In April 2021, the Bluetooth blunder all romance readers fear most happened to me in while I was in the hospital recovering from a preventative mastectomy. With COVID-19 vaccines still difficult to come by, I spent most of my hospital stay alone in a dimly lit room, plowing through the array of romance audiobooks that I had downloaded onto my iPhone. While the nurse was checking the status of my surgical drains, my traitorous phone disconnected from my Bluetooth headphones and amplified my audiobook throughout the room.

Though not a steamy scene, it was a scene. Characters were sharing furtive glances, imagining what would happen if they closed the distance between them and shared a kiss. It certainly wasn’t a moment I would’ve chosen to play on speaker.

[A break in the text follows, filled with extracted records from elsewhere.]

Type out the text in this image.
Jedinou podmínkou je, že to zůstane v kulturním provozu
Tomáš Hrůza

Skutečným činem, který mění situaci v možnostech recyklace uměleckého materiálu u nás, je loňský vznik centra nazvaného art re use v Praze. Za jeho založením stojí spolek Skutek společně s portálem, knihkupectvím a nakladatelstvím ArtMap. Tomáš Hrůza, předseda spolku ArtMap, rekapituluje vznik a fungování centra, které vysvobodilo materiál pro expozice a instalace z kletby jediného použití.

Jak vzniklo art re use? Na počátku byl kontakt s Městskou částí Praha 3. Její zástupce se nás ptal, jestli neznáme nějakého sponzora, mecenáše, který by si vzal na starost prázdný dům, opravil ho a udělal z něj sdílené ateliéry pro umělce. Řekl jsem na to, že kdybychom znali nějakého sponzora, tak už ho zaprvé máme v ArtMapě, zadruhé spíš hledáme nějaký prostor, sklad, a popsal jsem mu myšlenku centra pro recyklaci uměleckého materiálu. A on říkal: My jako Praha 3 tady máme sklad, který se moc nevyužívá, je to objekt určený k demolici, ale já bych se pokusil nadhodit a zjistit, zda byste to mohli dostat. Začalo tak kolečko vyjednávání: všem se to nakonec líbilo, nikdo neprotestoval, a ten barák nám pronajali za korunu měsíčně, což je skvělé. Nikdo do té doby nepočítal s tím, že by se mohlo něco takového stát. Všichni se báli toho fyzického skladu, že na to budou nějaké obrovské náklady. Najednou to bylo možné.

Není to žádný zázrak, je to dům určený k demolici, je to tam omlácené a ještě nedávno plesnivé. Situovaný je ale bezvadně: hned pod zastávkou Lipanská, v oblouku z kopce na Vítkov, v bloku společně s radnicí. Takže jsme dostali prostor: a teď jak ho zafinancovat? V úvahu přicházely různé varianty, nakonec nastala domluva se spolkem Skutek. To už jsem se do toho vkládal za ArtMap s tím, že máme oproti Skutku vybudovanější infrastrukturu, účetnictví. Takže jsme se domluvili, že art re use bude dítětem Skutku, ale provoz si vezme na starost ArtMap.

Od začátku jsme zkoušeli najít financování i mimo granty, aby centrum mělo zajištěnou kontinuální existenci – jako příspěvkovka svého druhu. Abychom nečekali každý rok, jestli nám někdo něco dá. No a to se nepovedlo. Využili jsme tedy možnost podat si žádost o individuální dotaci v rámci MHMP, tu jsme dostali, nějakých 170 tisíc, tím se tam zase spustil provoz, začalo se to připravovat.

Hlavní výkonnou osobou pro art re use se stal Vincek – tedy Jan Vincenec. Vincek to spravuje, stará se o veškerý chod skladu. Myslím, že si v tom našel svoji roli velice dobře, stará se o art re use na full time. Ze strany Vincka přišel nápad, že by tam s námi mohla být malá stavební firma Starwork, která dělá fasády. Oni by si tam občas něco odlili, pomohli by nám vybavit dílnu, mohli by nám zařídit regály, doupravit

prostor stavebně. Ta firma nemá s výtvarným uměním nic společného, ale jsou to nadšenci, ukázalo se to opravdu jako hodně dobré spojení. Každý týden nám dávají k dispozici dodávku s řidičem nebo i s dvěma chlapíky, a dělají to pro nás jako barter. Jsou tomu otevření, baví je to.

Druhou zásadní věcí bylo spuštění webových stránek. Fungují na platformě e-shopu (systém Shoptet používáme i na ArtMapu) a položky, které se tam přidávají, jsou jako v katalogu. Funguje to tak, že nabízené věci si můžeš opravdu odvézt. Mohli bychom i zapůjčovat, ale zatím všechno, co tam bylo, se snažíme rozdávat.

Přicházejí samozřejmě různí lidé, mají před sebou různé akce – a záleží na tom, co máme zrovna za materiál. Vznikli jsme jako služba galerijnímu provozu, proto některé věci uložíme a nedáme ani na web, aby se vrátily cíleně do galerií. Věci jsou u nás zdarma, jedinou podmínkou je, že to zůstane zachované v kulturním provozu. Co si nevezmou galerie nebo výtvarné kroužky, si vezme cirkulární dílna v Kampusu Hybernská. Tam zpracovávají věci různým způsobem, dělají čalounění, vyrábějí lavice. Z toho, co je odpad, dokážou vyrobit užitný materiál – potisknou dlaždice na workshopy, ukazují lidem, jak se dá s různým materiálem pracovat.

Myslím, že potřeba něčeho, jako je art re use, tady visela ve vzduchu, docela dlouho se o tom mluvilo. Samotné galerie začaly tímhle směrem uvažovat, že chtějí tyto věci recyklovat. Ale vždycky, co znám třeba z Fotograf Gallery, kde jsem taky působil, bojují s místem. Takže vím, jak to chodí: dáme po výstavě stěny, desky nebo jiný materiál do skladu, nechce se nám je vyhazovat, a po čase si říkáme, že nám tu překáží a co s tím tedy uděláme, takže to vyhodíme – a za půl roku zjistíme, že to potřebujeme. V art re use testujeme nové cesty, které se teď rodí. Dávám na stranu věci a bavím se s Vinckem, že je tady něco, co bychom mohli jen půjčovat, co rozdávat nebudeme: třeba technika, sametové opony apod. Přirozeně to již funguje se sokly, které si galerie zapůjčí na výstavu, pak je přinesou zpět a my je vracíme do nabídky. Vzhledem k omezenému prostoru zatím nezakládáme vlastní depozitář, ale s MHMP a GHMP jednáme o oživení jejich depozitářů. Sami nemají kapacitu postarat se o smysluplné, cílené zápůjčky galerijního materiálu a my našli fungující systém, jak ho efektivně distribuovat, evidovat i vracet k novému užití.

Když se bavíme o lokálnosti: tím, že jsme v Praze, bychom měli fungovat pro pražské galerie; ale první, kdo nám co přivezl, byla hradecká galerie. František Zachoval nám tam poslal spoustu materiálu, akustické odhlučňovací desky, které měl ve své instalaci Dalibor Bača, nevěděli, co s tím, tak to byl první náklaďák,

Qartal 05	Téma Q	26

“Fun! A book,” my nurse said, completely unruffled. She was a total pro. Meanwhile, I rained apologies all over her as I fumbled with my phone.

Once she was gone, I searched my bed for my rogue earbud, careful to avoid movements that sent searing pains through my chest. Then, the voice beside me asked, “What book was that?” Those were the first words exchanged with my roommate behind the curtain. Before that, she’d merely been the person responsible for the occasional whir of a bed raising and lowering on the other side of the pink curtain separating us.

I rattled off all the books I’d downloaded for my hospital stay: “Take a Hint, Dani Brown,” by Talia Hibbert, “You Deserve Each Other” by Sarah Hogle,.